Office Hours with Lori Burrows
Lori Burrows has spent her career studying bacteria that pose great risk to people when they’re at their most vulnerable — a reality she has firsthand experience with.
Burrows, a professor with McMaster University’s Department of Biochemistry and Biomedical Sciences, is a microbiologist. She has devoted much of her work towards studying an opportunistic bacterial pathogen known as Pseudomonas.
“This pathogen can cause infection in immunocompromised people but isn’t really that dangerous to individuals who are healthy,” Burrows says. “When it does cause infections, though, it’s very dangerous because it is resistant to a lot of the commonly used antibiotics.”
She first took interest in Pseudomonas when she was a postdoctoral fellow working with patients who have cystic fibrosis – a genetic disease that primarily affects the lungs and digestive system. Cystic fibrosis patients can contract lung infections when they’re young and have reoccurring infections through their life.
“There is really no good to way to treat these patients other than with conventional antibiotics and because these infections are never completely resolved, people with CF are repeatedly exposed to antibiotics and never actually clear the infection,” she says.
In 1999 she founded her lab with the goal of studying this difficult pathogen. Since then, Burrows has expanded her work to include biofilm research. Biofilms are made up of a collection of microorganisms, including bacteria, that attach to surfaces like medical equipment.

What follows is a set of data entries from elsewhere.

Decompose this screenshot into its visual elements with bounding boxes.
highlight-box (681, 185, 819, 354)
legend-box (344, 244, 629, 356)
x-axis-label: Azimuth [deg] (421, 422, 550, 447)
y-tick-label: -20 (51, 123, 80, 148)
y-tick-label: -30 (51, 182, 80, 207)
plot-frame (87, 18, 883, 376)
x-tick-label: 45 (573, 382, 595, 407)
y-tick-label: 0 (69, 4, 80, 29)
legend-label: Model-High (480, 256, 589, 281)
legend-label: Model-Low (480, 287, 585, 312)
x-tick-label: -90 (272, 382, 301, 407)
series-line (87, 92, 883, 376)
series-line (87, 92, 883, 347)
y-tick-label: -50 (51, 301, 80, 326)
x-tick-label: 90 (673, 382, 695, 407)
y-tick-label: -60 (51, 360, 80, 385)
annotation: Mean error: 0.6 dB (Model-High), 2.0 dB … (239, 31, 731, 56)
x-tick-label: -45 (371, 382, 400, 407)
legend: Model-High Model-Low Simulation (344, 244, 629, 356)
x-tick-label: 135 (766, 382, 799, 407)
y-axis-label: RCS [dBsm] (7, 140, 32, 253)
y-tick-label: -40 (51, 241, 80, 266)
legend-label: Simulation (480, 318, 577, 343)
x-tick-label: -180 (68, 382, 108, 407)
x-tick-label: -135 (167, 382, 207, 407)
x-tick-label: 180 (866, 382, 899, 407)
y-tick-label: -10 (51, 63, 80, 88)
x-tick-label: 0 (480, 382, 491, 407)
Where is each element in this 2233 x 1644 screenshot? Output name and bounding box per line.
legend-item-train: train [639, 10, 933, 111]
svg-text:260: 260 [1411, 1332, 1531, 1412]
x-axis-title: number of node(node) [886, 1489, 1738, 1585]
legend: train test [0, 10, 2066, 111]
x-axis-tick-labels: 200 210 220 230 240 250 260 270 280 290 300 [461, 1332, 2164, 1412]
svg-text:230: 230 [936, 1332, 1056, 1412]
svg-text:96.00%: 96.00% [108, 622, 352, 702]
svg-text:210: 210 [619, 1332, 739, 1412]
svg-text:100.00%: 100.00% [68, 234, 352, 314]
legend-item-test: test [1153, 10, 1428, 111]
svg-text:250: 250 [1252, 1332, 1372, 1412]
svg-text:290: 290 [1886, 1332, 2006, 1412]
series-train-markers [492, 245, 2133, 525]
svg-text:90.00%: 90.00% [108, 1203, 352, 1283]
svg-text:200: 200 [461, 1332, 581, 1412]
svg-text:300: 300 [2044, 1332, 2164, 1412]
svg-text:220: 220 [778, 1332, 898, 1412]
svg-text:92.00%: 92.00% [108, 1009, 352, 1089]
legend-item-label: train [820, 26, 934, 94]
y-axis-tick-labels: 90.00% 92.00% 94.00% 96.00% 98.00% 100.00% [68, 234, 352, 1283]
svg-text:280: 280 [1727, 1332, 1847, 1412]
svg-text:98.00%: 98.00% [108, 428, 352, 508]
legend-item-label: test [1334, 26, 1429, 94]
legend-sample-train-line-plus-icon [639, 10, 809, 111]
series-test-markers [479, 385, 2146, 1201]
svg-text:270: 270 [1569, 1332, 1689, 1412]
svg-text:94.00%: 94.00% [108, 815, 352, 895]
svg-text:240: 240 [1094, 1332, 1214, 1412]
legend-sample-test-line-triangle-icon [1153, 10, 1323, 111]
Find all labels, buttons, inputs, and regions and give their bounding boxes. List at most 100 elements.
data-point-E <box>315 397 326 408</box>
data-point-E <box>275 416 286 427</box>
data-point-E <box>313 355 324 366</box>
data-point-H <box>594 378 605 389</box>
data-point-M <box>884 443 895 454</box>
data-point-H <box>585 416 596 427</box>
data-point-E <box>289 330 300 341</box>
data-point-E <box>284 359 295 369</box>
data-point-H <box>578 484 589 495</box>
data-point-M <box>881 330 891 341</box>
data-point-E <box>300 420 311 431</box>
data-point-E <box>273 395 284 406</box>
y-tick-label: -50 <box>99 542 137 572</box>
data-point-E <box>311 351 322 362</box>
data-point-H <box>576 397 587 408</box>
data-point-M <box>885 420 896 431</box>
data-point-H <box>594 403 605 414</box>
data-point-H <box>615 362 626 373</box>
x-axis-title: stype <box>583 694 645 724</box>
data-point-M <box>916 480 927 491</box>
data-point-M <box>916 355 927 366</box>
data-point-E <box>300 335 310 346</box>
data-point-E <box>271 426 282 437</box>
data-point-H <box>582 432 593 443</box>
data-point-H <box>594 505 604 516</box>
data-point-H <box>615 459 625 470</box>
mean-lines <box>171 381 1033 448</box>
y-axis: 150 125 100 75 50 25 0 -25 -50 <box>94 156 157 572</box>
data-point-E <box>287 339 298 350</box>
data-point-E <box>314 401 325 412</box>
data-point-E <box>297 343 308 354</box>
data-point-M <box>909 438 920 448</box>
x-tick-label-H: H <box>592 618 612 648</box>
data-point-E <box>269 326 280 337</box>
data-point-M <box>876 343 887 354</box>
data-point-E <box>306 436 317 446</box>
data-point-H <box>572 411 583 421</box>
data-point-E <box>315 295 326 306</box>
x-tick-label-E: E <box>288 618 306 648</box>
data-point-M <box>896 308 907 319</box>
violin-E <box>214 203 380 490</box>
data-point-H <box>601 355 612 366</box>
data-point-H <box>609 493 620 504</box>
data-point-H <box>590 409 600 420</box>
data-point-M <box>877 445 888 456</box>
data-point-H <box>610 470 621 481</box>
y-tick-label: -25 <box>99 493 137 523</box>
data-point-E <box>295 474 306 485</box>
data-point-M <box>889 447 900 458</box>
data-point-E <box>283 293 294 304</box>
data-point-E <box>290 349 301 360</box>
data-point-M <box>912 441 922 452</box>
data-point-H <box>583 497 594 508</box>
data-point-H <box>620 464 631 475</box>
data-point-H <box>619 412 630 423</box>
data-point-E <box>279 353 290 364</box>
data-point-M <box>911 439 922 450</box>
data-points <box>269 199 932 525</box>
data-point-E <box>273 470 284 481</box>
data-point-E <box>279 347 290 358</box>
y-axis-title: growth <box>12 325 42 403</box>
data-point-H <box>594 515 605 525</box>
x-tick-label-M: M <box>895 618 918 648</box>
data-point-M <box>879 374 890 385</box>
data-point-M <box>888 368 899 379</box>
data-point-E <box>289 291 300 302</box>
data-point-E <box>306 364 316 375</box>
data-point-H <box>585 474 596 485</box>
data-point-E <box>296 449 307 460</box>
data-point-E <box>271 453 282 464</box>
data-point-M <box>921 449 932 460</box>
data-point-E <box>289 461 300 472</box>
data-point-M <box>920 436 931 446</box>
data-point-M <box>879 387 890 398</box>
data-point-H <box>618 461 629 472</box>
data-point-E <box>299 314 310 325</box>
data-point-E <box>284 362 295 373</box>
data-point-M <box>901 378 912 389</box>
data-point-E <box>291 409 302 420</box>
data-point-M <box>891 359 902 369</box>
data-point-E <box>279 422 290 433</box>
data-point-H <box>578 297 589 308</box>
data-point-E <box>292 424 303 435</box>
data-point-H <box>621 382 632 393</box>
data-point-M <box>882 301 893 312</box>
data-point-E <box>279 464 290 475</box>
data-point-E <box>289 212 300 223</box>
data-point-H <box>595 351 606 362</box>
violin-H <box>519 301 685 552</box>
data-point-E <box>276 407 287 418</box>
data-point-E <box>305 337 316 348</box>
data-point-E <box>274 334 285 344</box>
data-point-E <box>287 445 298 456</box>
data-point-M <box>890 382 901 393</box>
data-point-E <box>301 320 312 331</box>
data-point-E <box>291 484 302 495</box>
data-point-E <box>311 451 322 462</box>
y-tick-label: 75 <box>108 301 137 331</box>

“Biofilms in general are very hard to get rid of. Imagine if they start growing on things like catheters or contact lenses. They are hard to treat because they’re big gloopy colonies of bacteria,” she says.
A troubling diagnosis
In 2018, Burrows was diagnosed with melanoma. Two months later, breast cancer.
“I had the deluxe cancer package of chemo, surgery and radiation,” Burrows says. “I had treatment for both of those things, and they decided the breast cancer was more serious than the melanoma.”
The diagnosis was surprising, but Burrows maintained a positive attitude knowing she would get through it.
Burrows started chemotherapy with a drug called doxorubicin – an antibiotic she has personal experience with inside her own lab.
“It’s so toxic. They must infuse it by hand because if they just stick it in an IV and walk away and it manages to escape from your vein, it could cause a huge reaction,” Burrows says.
Her cancer battle put her in a unique position. She had spent her career studying bacteria that takes advantage of people with a weakened immune system, and now found herself vulnerable.
“Infectious diseases don’t care. If you’re immunocompromised, then you’re just another host. It made me more empathetic towards people who struggle with poor health and people who are immunocompromised,” she says.
With her positive attitude in tow, Burrows successfully completed her treatments and now lives cancer-free.
Looking to the future
Burrows’ research through the years on intractable bacteria and antibiotic resistance has led her to a new interest: phage therapy.
A phage is a type of virus that infect and replicating within bacteria, ultimately killing them. Because of this, researchers have been working to create phage therapies as an alternative to antibiotics.
“It’s been really fascinating because normally when we try to figure out how something works, we’re very deliberate. But Mother Nature is a lot more subtle than that. If you just throw the phage at the bacteria and then wait to see what happens, you get all kinds of exotic and weird and wonderful things happening.”
Burrows also sees a future where artificial intelligence plays a larger role in the creation of treatments, and she believes her work can help provide the fundamental information needed to make this happen.
“In order to train an AI, you need some of this basic data to say, if my phage has this kind of tail and my bacteria has this kind of surface, that’s a match.”
By feeding the AI the essential information she is helping to gather, a properly trained AI could be used to find a phage that could combat a specific bacterium.
“I think our contribution would be feeding an AI this carefully curated set of data, so it can learn how to do this.”
But no matter where her journey goes next, Burrows says the great work she has been a part of through her career has been thanks to the help of many incredible people.
“Principal investigators are dependent on our trainees and their ideas,” she says. “We’re just the conductors of the orchestra but we don’t really make the music. They make the music.”